We do not explore whether the 3,000 votes may be accounted for in this manner or, alternatively, if other explanations (potentially including fraud) are required. However, even if we assume that the entire 3,000-vote difference came from fraud, this only would knock Morales’s margin down to 10.52 percentage points — not nearly enough to change the outcome of the election.

This has two important takeaways. First, geography has the capacity to explain much of the increase in Morales’s support. Even if we assume the worst interpretation of the results, the increase in support officially reported for Morales among the late polling stations in split precincts is very small. Second, because 84 percent of the late polling stations came from these split precincts, there is little room left for politically relevant fraud. Escobari and Hoover’s 16.26 percentage points do not form a credible estimate of fraud in the late polling stations.

To illustrate, note that Escobari and Hoover pin their fraud estimate at just under 160,000 votes. If we generously quadruple the number of unexpected votes coming from late polling stations in split precincts (12,000 instead of only 3,000), this leaves 148,000 “fraudulent” votes among the 153,890 valid votes cast in the late precincts. In other words, to reconcile with Escobari and Hoover’s estimate of 16.26 percentage points (see previous post), the late polling stations — officially reported as having supported Morales by more than 50 percentage points — actually supported Mesa by about 45 percentage points.

This would be not only a shockingly obvious level of manipulation, it would need to be vote manipulation in polling stations overwhelmingly in favor of Mesa. These would be stations where most jurors would be Mesa voters, where Mesa voters would witness ballot counting, and where a CC (Mesa’s party) representative likely would be present and offered a copy of the acta as a security measure. It would make no sense for Morales-friendly fraud to take place at these polling stations. And if forged actas were later offered as substitutes, where are the copies of the originals?
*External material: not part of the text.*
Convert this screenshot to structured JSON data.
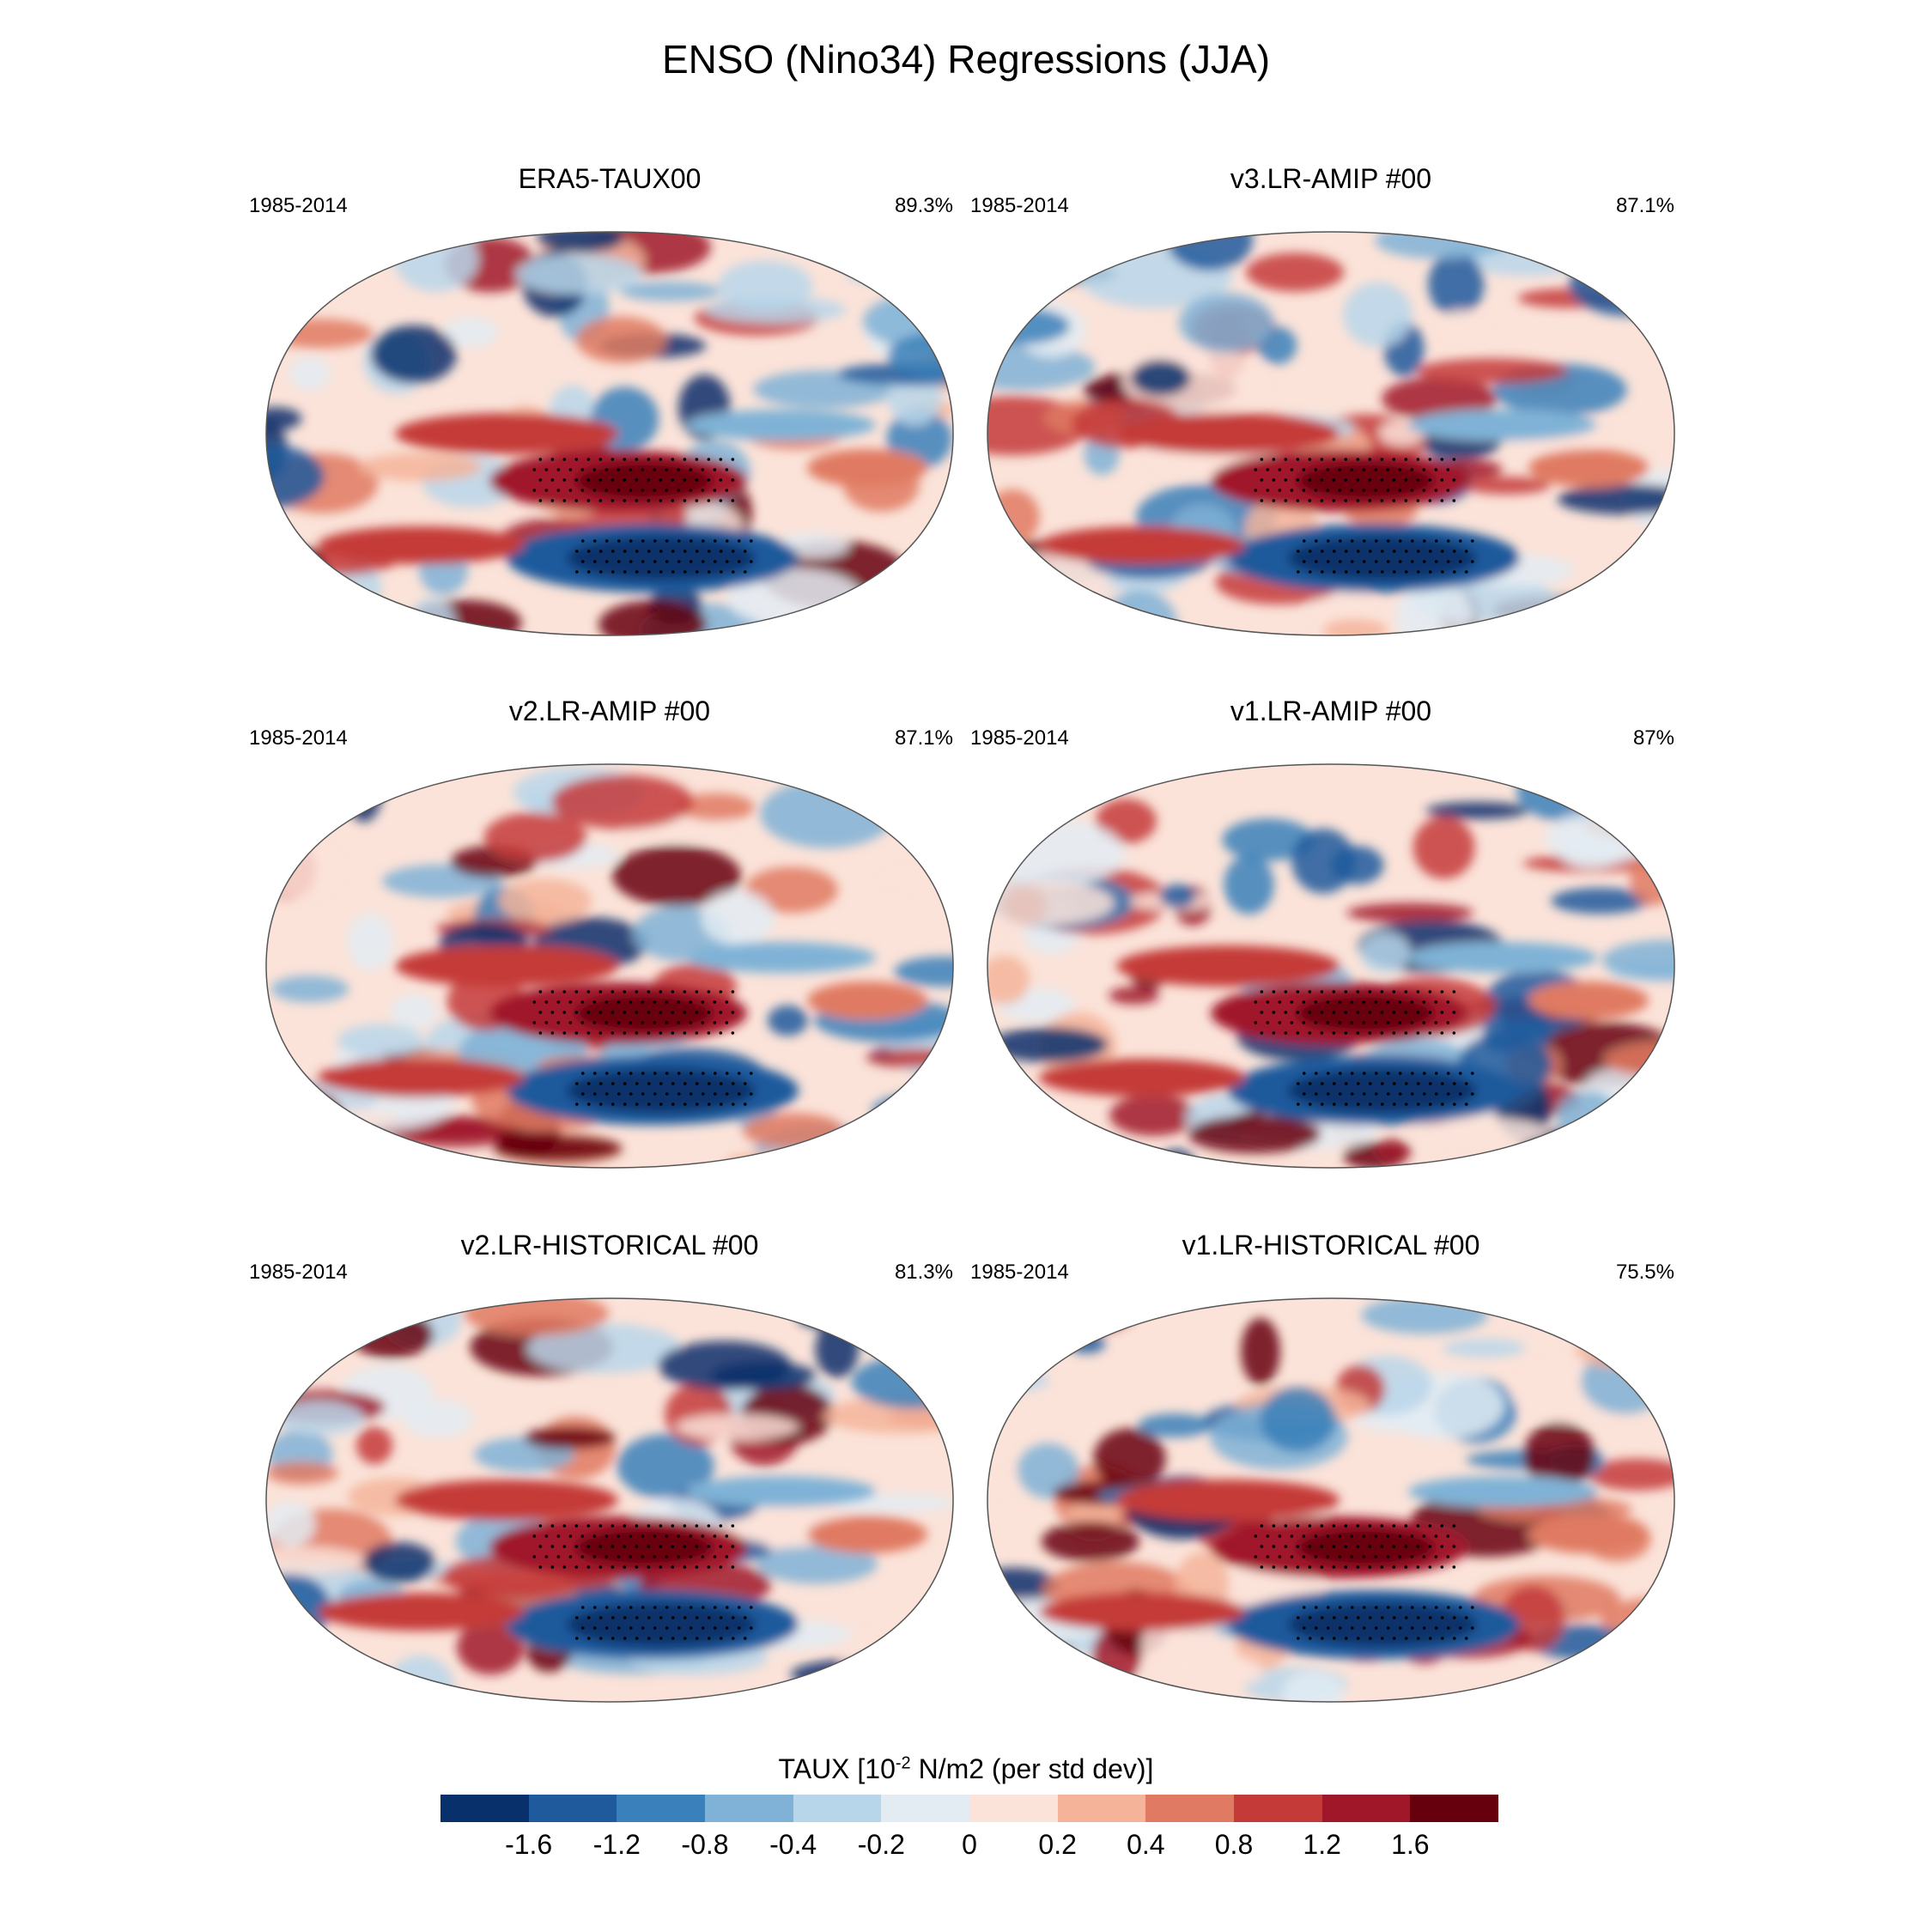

The OAS audit report indicates that its audit team compared official actas with copies it obtained, but the report did not mention any instances of numerical discrepancy.
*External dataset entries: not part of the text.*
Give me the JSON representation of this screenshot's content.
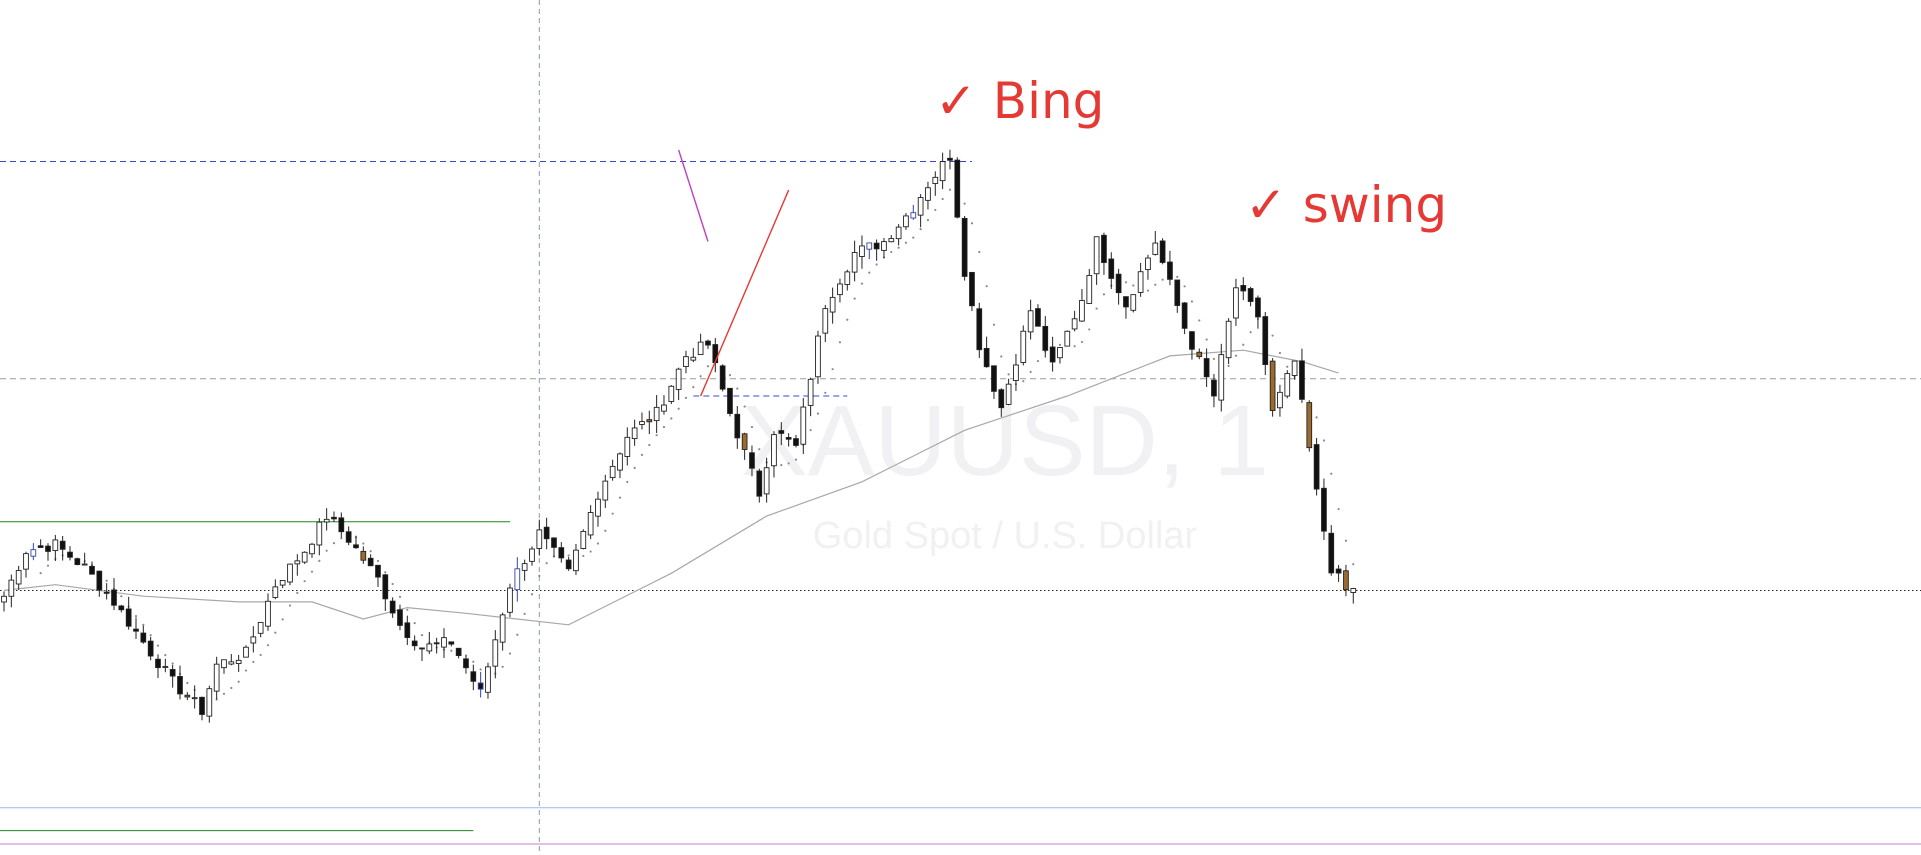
{
  "chart_data": {
    "type": "candlestick",
    "symbol": "XAUUSD, 1",
    "description": "Gold Spot / U.S. Dollar",
    "x": {
      "first_bar": 1,
      "last_bar": 185
    },
    "ylim": [
      0,
      100
    ],
    "close_path": [
      [
        1,
        22
      ],
      [
        4,
        30
      ],
      [
        8,
        31
      ],
      [
        12,
        27
      ],
      [
        16,
        21
      ],
      [
        20,
        14
      ],
      [
        24,
        7
      ],
      [
        28,
        2
      ],
      [
        30,
        10
      ],
      [
        34,
        12
      ],
      [
        38,
        24
      ],
      [
        42,
        30
      ],
      [
        45,
        36
      ],
      [
        48,
        32
      ],
      [
        52,
        25
      ],
      [
        55,
        17
      ],
      [
        58,
        13
      ],
      [
        62,
        14
      ],
      [
        66,
        5
      ],
      [
        70,
        24
      ],
      [
        74,
        33
      ],
      [
        78,
        26
      ],
      [
        82,
        40
      ],
      [
        86,
        50
      ],
      [
        90,
        54
      ],
      [
        94,
        64
      ],
      [
        97,
        66
      ],
      [
        100,
        54
      ],
      [
        104,
        40
      ],
      [
        106,
        51
      ],
      [
        109,
        48
      ],
      [
        113,
        73
      ],
      [
        117,
        82
      ],
      [
        121,
        84
      ],
      [
        125,
        90
      ],
      [
        127,
        94
      ],
      [
        130,
        99
      ],
      [
        132,
        79
      ],
      [
        134,
        66
      ],
      [
        137,
        55
      ],
      [
        141,
        72
      ],
      [
        144,
        62
      ],
      [
        148,
        74
      ],
      [
        150,
        84
      ],
      [
        154,
        73
      ],
      [
        158,
        84
      ],
      [
        162,
        69
      ],
      [
        166,
        57
      ],
      [
        169,
        76
      ],
      [
        172,
        71
      ],
      [
        174,
        54
      ],
      [
        177,
        63
      ],
      [
        180,
        40
      ],
      [
        182,
        27
      ],
      [
        184,
        23
      ],
      [
        185,
        23
      ]
    ],
    "moving_average_slow": [
      [
        1,
        23
      ],
      [
        8,
        24
      ],
      [
        20,
        22
      ],
      [
        33,
        21
      ],
      [
        43,
        21
      ],
      [
        50,
        18
      ],
      [
        56,
        20
      ],
      [
        64,
        19
      ],
      [
        78,
        17
      ],
      [
        92,
        26
      ],
      [
        105,
        36
      ],
      [
        118,
        42
      ],
      [
        132,
        51
      ],
      [
        146,
        57
      ],
      [
        160,
        64
      ],
      [
        170,
        65
      ],
      [
        178,
        63
      ],
      [
        183,
        61
      ]
    ],
    "moving_average_fast_dotted": true,
    "horizontal_levels": [
      {
        "name": "blue-dashed-top",
        "value": 98,
        "color": "#3a48c8",
        "style": "dashed",
        "from_bar": 1,
        "to_bar": 133
      },
      {
        "name": "gray-dashed-mid",
        "value": 60,
        "color": "#9a9a9a",
        "style": "dashed",
        "from_bar": 1,
        "to_bar": 185
      },
      {
        "name": "green-upper",
        "value": 35,
        "color": "#1c8a1c",
        "style": "solid",
        "from_bar": 1,
        "to_bar": 70
      },
      {
        "name": "black-dotted-price",
        "value": 23,
        "color": "#222222",
        "style": "dotted",
        "from_bar": 1,
        "to_bar": 185
      },
      {
        "name": "lightblue-lower",
        "value": -15,
        "color": "#9fb7ee",
        "style": "solid",
        "from_bar": 1,
        "to_bar": 185
      },
      {
        "name": "green-lower",
        "value": -19,
        "color": "#1c8a1c",
        "style": "solid",
        "from_bar": 1,
        "to_bar": 65
      },
      {
        "name": "navy-dashed-swinglow",
        "value": 57,
        "color": "#3a48c8",
        "style": "dashed",
        "from_bar": 95,
        "to_bar": 116
      }
    ],
    "vertical_line": {
      "bar": 74,
      "color": "#8a9ab4",
      "style": "dashed"
    },
    "trendlines": [
      {
        "name": "purple-drop",
        "color": "#c040c0",
        "from": [
          93,
          100
        ],
        "to": [
          97,
          84
        ]
      },
      {
        "name": "red-rise",
        "color": "#e53935",
        "from": [
          96,
          57
        ],
        "to": [
          108,
          93
        ]
      }
    ],
    "annotations": [
      {
        "text": "✓ Bing",
        "color": "#e53935",
        "near_bar": 100
      },
      {
        "text": "✓ swing",
        "color": "#e53935",
        "near_bar": 135
      }
    ]
  }
}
Absent any credible way that this level of vote manipulation could have been carried out, we fall back on a much more plausible explanation: Escobari and Hoover’s interpretation of their results as a measure of fraud is incorrect.

In the next post, we will begin to explore approaches to disentangle the effect of geography from that of possible precinct-level manipulations.

[1] On the other hand, they report that “Y” voters favored Morales, so in many areas the effect may be reversed.